The rating agency said that after the transition to the GST, the states' own revenues will increase by 14 per cent for the first five years, reducing the extent of uncertainty for budget preparation at the state level. On the same time, it projected decline in the pace of growth of central tax devolution to 10.9 per cent in FY2018- Budget Estimates from 20.1 per cent in FY2017- revised estimates, due to slowdown in the year-on-year growth of the excise duty and service tax collections.
ICRA stated that the GST on services accruing to the states on an aggregate basis will be twice as high as the share of service tax devolved to the state governments, on every Rs 100 of taxable services in the current regime. Moreover, compensation for losses by the centre would protect against any medium-term downside to the state governments’ revenues.
The CNX Nifty ended at 8926.30, down by 20.60 points or 0.23% after trading in a range of 8891.95 and 8957.05. There were 19 stocks advancing against 32 stocks declining on the index. (Provisional)
The top gainers on Nifty were Bosch up by 2.81%, Yes Bank up by 1.99%, Zee Entertainment up by 1.65%, Eicher Motors up by 1.42% and Kotak Mahindra Bank up by 0.92%. (Provisional)
On the flip side, Tata Steel down by 2.07%, Idea Cellular down by 2.07%, ONGC down by 1.96%, Tech Mahindra down by 1.71% and BHEL down by 1.34% were the top losers. (Provisional)
The European markets were trading in green; UK’s FTSE 100 increased 4.14 points or 0.06% to 7,343.13, Germany’s DAX increased 30.52 points or 0.26% to 11,996.66 and France’s CAC increased 0.42 points or 0.01% to 4,955.42.

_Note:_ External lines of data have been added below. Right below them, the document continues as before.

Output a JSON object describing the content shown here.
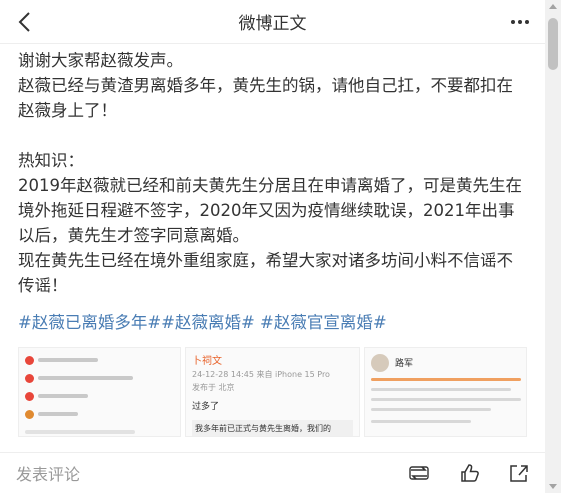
{
  "header": {
    "title": "微博正文",
    "back_icon": "chevron-left-icon",
    "more_icon": "more-horizontal-icon"
  },
  "post": {
    "paragraphs": [
      "谢谢大家帮赵薇发声。",
      "赵薇已经与黄渣男离婚多年，黄先生的锅，请他自己扛，不要都扣在赵薇身上了！",
      "",
      "热知识：",
      "2019年赵薇就已经和前夫黄先生分居且在申请离婚了，可是黄先生在境外拖延日程避不签字，2020年又因为疫情继续耽误，2021年出事以后，黄先生才签字同意离婚。",
      "现在黄先生已经在境外重组家庭，希望大家对诸多坊间小料不信谣不传谣！"
    ],
    "hashtags": [
      "#赵薇已离婚多年#",
      "#赵薇离婚#",
      " #赵薇官宣离婚#"
    ],
    "images": {
      "image2": {
        "name": "卜祠文",
        "meta_line1": "24-12-28 14:45 来自 iPhone 15 Pro",
        "meta_line2": "发布于 北京",
        "text": "过多了",
        "quote": "我多年前已正式与黄先生离婚，我们的"
      },
      "image3": {
        "name": "路军"
      }
    }
  },
  "bottom_bar": {
    "comment_placeholder": "发表评论",
    "repost_icon": "repost-icon",
    "like_icon": "thumbs-up-icon",
    "share_icon": "share-icon"
  },
  "colors": {
    "hashtag": "#4a7db4",
    "text": "#333333",
    "placeholder": "#999999"
  }
}
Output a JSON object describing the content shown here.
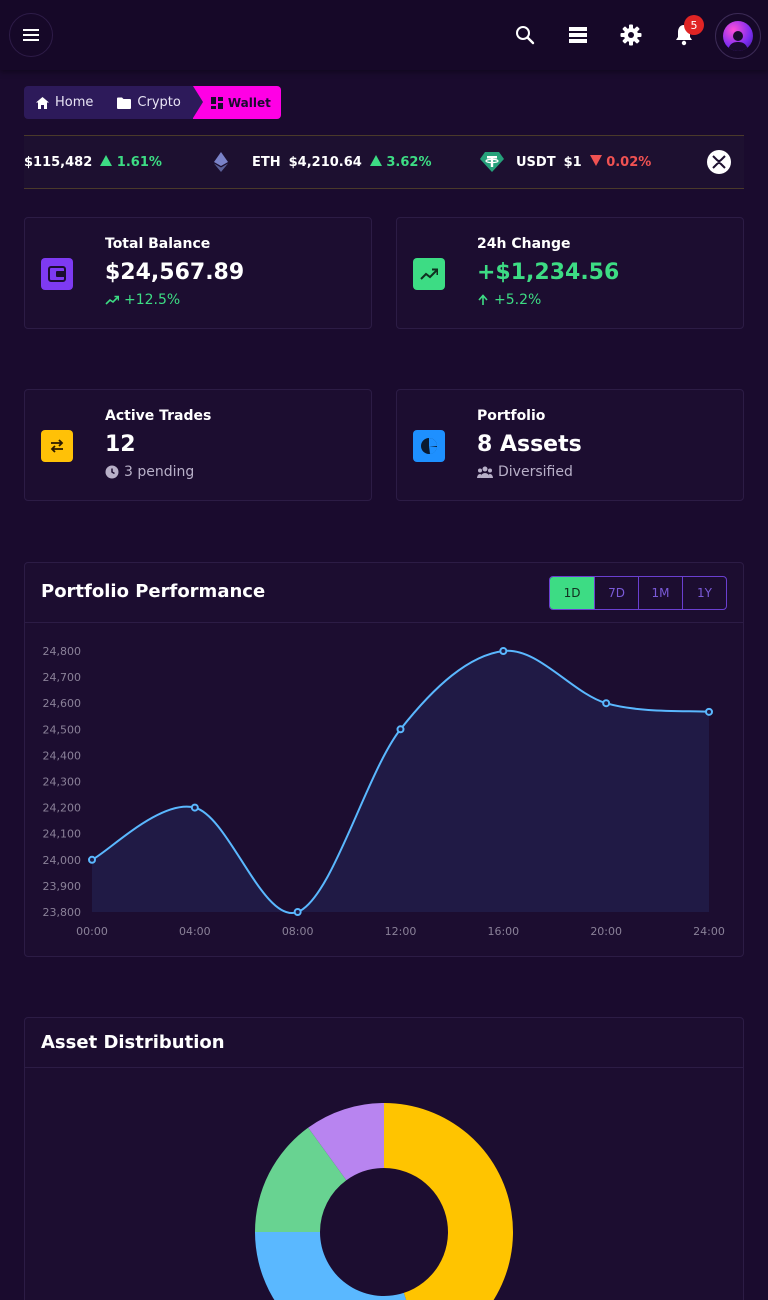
{
  "header": {
    "notification_count": "5",
    "icons": [
      "menu-icon",
      "search-icon",
      "layers-icon",
      "gear-icon",
      "bell-icon",
      "avatar"
    ]
  },
  "breadcrumb": {
    "home": "Home",
    "crypto": "Crypto",
    "wallet": "Wallet"
  },
  "ticker": [
    {
      "symbol": "",
      "price": "$115,482",
      "change": "1.61%",
      "direction": "up"
    },
    {
      "symbol": "ETH",
      "price": "$4,210.64",
      "change": "3.62%",
      "direction": "up"
    },
    {
      "symbol": "USDT",
      "price": "$1",
      "change": "0.02%",
      "direction": "down"
    }
  ],
  "stats": {
    "total_balance": {
      "title": "Total Balance",
      "value": "$24,567.89",
      "sub": "+12.5%",
      "color": "#7e3af2"
    },
    "change_24h": {
      "title": "24h Change",
      "value": "+$1,234.56",
      "sub": "+5.2%",
      "color": "#3ddc84"
    },
    "active_trades": {
      "title": "Active Trades",
      "value": "12",
      "sub": "3 pending",
      "color": "#ffc107"
    },
    "portfolio": {
      "title": "Portfolio",
      "value": "8 Assets",
      "sub": "Diversified",
      "color": "#1e90ff"
    }
  },
  "performance": {
    "title": "Portfolio Performance",
    "ranges": [
      "1D",
      "7D",
      "1M",
      "1Y"
    ],
    "active_range": "1D"
  },
  "distribution": {
    "title": "Asset Distribution"
  },
  "chart_data": [
    {
      "type": "area",
      "title": "",
      "x": [
        "00:00",
        "04:00",
        "08:00",
        "12:00",
        "16:00",
        "20:00",
        "24:00"
      ],
      "series": [
        {
          "values": [
            24000,
            24200,
            23800,
            24500,
            24800,
            24600,
            24567
          ]
        }
      ],
      "ylim": [
        23800,
        24800
      ],
      "yticks": [
        "23,800",
        "23,900",
        "24,000",
        "24,100",
        "24,200",
        "24,300",
        "24,400",
        "24,500",
        "24,600",
        "24,700",
        "24,800"
      ],
      "grid": false,
      "colors": {
        "line": "#5ab8ff",
        "fill": "#201a45"
      }
    },
    {
      "type": "pie",
      "title": "",
      "values": [
        45,
        30,
        15,
        10
      ],
      "colors": [
        "#ffc400",
        "#5ab8ff",
        "#68d391",
        "#b884f0"
      ]
    }
  ]
}
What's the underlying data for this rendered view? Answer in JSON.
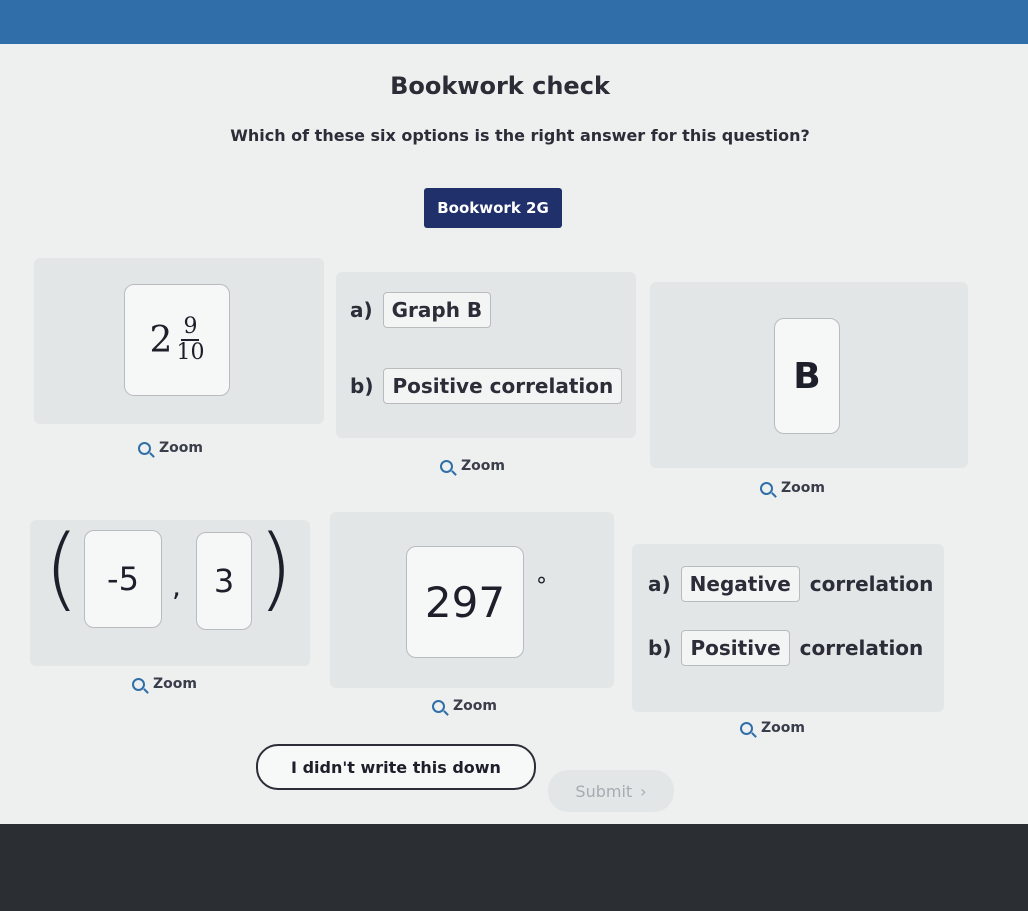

Asian equity markets ended mixed on Wednesday after the release of strong China trade data. China's imports advanced 44.7 percent year-on-year in February, much bigger than the forecast of 23.1 percent while exports grew only 4.2 percent in yuan terms versus a 14.6 percent annual rise economists had forecast. As a result, the trade balance showed a deficit of CNY 60.4 billion in February compared to the expected surplus of CNY 172.5 billion. Separate data from the People's Bank of China revealed that China's foreign exchange reserves unexpectedly increased by $7 billion to $3.0 trillion in February, marking the first increase in eight months. Chinese shares ended lower as concerns over tighter liquidity offset data showing clear signs of increased domestic demand. Japanese shares ended lower as caution prevailed ahead of the ECB's policy meeting on Thursday, the US jobs report due on Friday and the March 14-15 Federal Open Market Committee meeting. Sentiment was also dampened after data showed the US trade deficit in January hit the highest level in nearly five years, underscoring the challenges facing Trump. However, the sentiment remained cautious amid losses on Wall Street overnight as risk appetite took a hit on rising geopolitical tensions in East Asia, with the arrival of the first components of a US-deployed controversial missile-defense system in South Korea. Meanwhile, the United Nations has called for calm between Malaysia and North Korea after the two banned each other's nationals from exiting their countries following the killing of North Korean leader Kim Jong-un's half-brother.